Com base em uma proposta de um participante de um importante órgão consultivo político para o Partido Comunista, que está no poder, foi lançado um esforço para impulsionar o conceito de "cuidar e respeitar das mulheres". Ye Zichuan, chefe do departamento de publicidade do metrô de Guangzhou, no entanto, enfatizou que os carros são rotulados para mulheres, mas não "somente para mulheres". Ele disse que não há nenhuma base legal para segregar os passageiros à força.
Leia também: Cresce discriminação contra mulheres na China
Os vagões de metrô designados – dois no final de cada composição – são efetivos apenas em dias de semana e durante as horas de rush da manhã e da tarde. As portas desses carros têm inscrições "vagão para mulheres" em caracteres chineses cor de rosa e ilustrações de flores.
Os críticos chineses dizem que eles servem apenas como uma distração do problema real da atitude masculina por aqui.
Assédio sexual
Mais de metade das mulheres pesquisadas pelo jornal estatal China Youth Daily em 2015 diz que já foi alvo de "toques inadequados" no transporte público na China.
Jane Zhao, de 25 anos, executiva de recursos humanos em uma empresa de comércio eletrônico, diz que um homem uma vez apalpou seu peito no metrô.
"Como há muita gente, você não sabe quem foi, isso dificulta acusar alguém. E você não ousa fazer uma cena no vagão", diz ela, afirmando que já ouviu histórias parecidas de suas colegas.
No ano passado, com o objetivo de aumentar a conscientização para o problema do assédio sexual no transporte público, um grupo de jovens feministas de Guangzhou recolheu do público mais de US$6 mil para uma campanha publicitária.
As autoridades, no entanto, impediram a campanha dizendo que poderia causar "pânico", segundo Xiao Meili, uma das fundadoras do coletivo. Depois, disseram a elas que apenas as organizações governamentais podem patrocinar anúncios de interesse público.
Xiao acredita que o conceito de vagões apenas para mulheres é "realmente idiota".
"Na superfície, parece que os carros apenas para mulheres foram criados para protegê-las, mas o efeito é que eles dizem às mulheres que elas devem ficar em um determinado local para evitar serem assediadas sexualmente", afirma ela.
Lotação
Então, há a questão das multidões. Guangzhou tem o quarto sistema de metrô mais movimentado do mundo, depois de Xangai, Pequim e Londres, segundo o Metrobits, um site sem fins lucrativos que analisa os sistemas de transporte urbano do mundo.
Em um dia, os passageiros fazem cerca de oito milhões de viagens no metrô de Guangzhou, afirmou Ye, o oficial do metrô da cidade, por e-mail.

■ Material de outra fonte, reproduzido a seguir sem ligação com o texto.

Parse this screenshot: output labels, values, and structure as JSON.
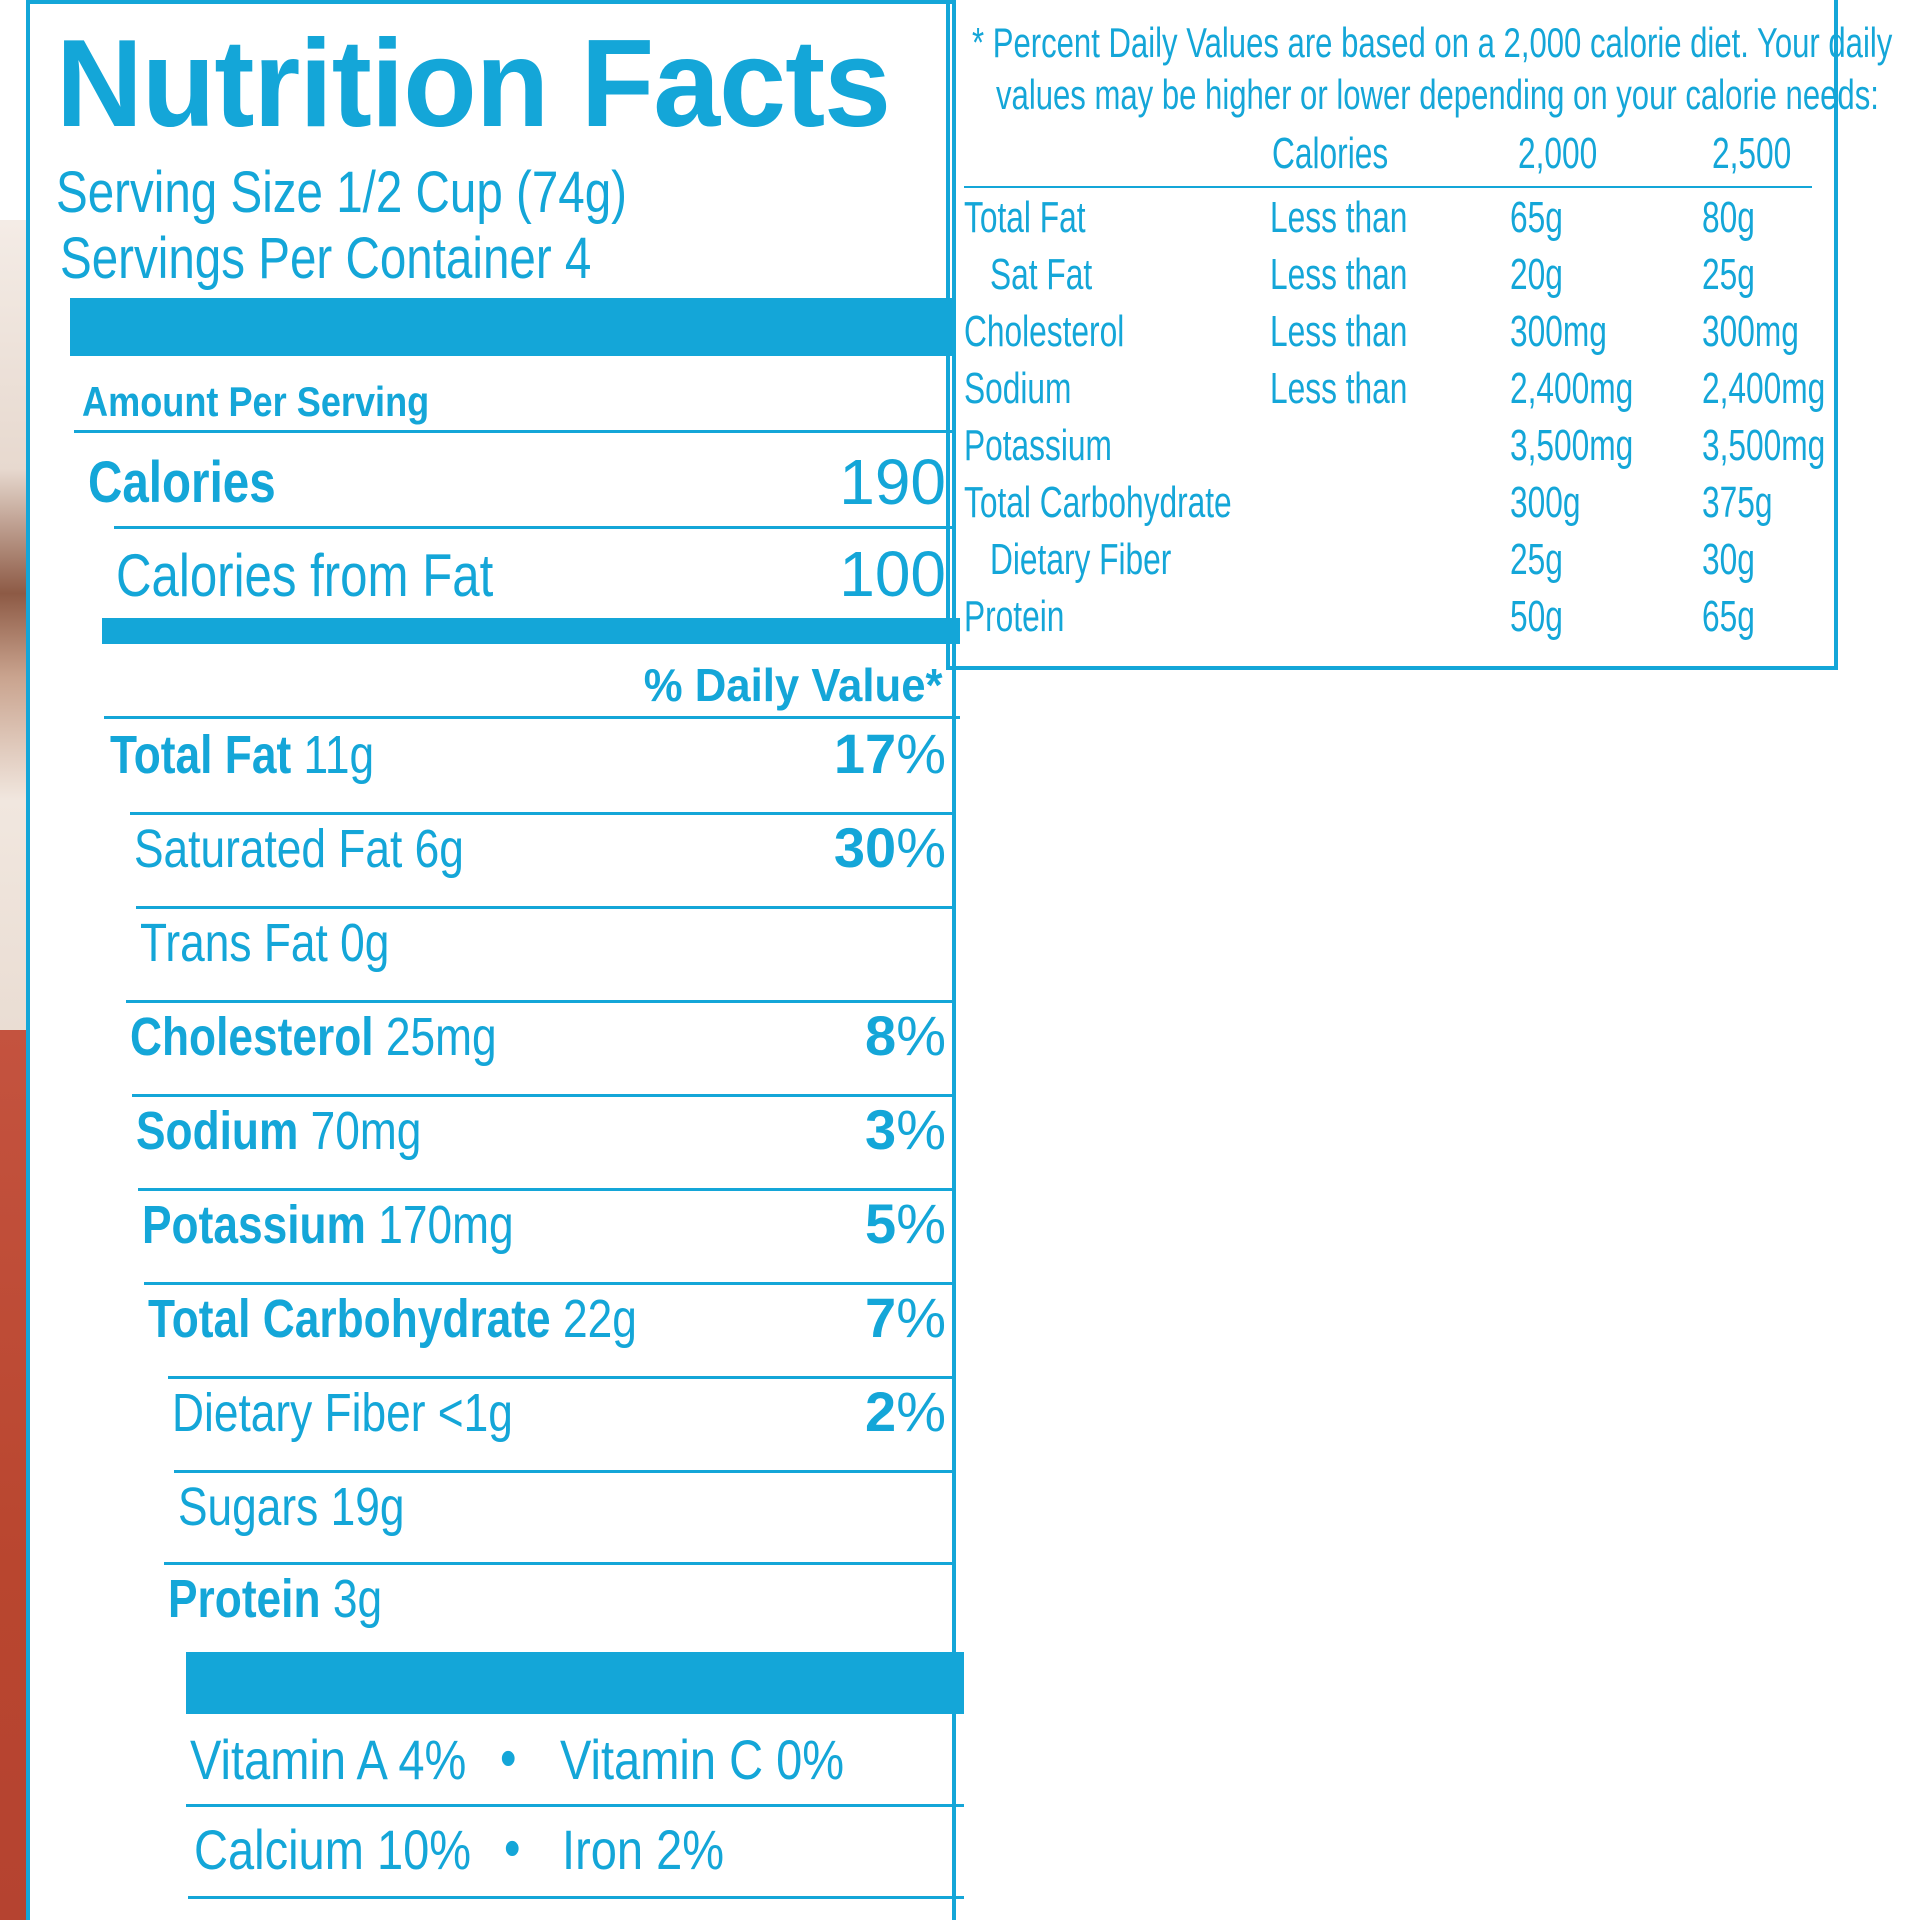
{
  "title": "Nutrition Facts",
  "serving_size": "Serving Size 1/2 Cup (74g)",
  "servings_per_container": "Servings Per Container 4",
  "amount_per_serving": "Amount Per Serving",
  "calories": {
    "label": "Calories",
    "value": "190"
  },
  "calories_from_fat": {
    "label": "Calories from Fat",
    "value": "100"
  },
  "daily_value_header": "% Daily Value*",
  "nutrients": [
    {
      "name": "Total Fat",
      "amount": "11g",
      "dv": "17",
      "bold": true
    },
    {
      "name": "Saturated Fat",
      "amount": "6g",
      "dv": "30",
      "bold": false
    },
    {
      "name": "Trans Fat",
      "amount": "0g",
      "dv": "",
      "bold": false
    },
    {
      "name": "Cholesterol",
      "amount": "25mg",
      "dv": "8",
      "bold": true
    },
    {
      "name": "Sodium",
      "amount": "70mg",
      "dv": "3",
      "bold": true
    },
    {
      "name": "Potassium",
      "amount": "170mg",
      "dv": "5",
      "bold": true
    },
    {
      "name": "Total Carbohydrate",
      "amount": "22g",
      "dv": "7",
      "bold": true
    },
    {
      "name": "Dietary Fiber",
      "amount": "<1g",
      "dv": "2",
      "bold": false
    },
    {
      "name": "Sugars",
      "amount": "19g",
      "dv": "",
      "bold": false
    },
    {
      "name": "Protein",
      "amount": "3g",
      "dv": "",
      "bold": true
    }
  ],
  "percent_sign": "%",
  "vitamins": {
    "row1": {
      "a": "Vitamin A 4%",
      "b": "Vitamin C 0%"
    },
    "row2": {
      "a": "Calcium 10%",
      "b": "Iron 2%"
    },
    "bullet": "•"
  },
  "footnote": {
    "line1": "* Percent Daily Values are based on a 2,000 calorie diet. Your daily",
    "line2": "values may be higher or lower depending on your calorie needs:",
    "header": {
      "calories": "Calories",
      "c2000": "2,000",
      "c2500": "2,500"
    },
    "rows": [
      {
        "name": "Total Fat",
        "qual": "Less than",
        "v2000": "65g",
        "v2500": "80g",
        "indent": false
      },
      {
        "name": "Sat Fat",
        "qual": "Less than",
        "v2000": "20g",
        "v2500": "25g",
        "indent": true
      },
      {
        "name": "Cholesterol",
        "qual": "Less than",
        "v2000": "300mg",
        "v2500": "300mg",
        "indent": false
      },
      {
        "name": "Sodium",
        "qual": "Less than",
        "v2000": "2,400mg",
        "v2500": "2,400mg",
        "indent": false
      },
      {
        "name": "Potassium",
        "qual": "",
        "v2000": "3,500mg",
        "v2500": "3,500mg",
        "indent": false
      },
      {
        "name": "Total Carbohydrate",
        "qual": "",
        "v2000": "300g",
        "v2500": "375g",
        "indent": false
      },
      {
        "name": "Dietary Fiber",
        "qual": "",
        "v2000": "25g",
        "v2500": "30g",
        "indent": true
      },
      {
        "name": "Protein",
        "qual": "",
        "v2000": "50g",
        "v2500": "65g",
        "indent": false
      }
    ]
  },
  "colors": {
    "ink": "#14a6d8",
    "background": "#ffffff",
    "package_red": "#b9462f"
  }
}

Durante a hora do rush, a média de pessoas dentro de um vagão é 310, segundo ele.
Os exaustos trabalhadores do metrô, que usam coletes vermelhos com a palavra "voluntário", afirmam que logo depois que os vagões foram destinados às mulheres, eles tentaram dissuadir os passageiros homens de usá-los, mas não tiveram sucesso. Eles passam a maior parte de seu tempo gritando para as pessoas "irem para o centro do vagão" e "não se espremerem a bordo se não houver mais espaço".
Muitos dos homens nos vagões dizem que apoiam a ideia e que acabaram em um carro para mulheres por acidente.
"Os homens devem dar lugar para as mulheres e mostrar seu cuidado e preocupação com elas. Afinal, os corpos delas são mais fracos que os deles", afirmou Jiang Hui, de 25 anos, funcionário de um banco, que estava esperando o trem perto da fila do carro designado para as mulheres.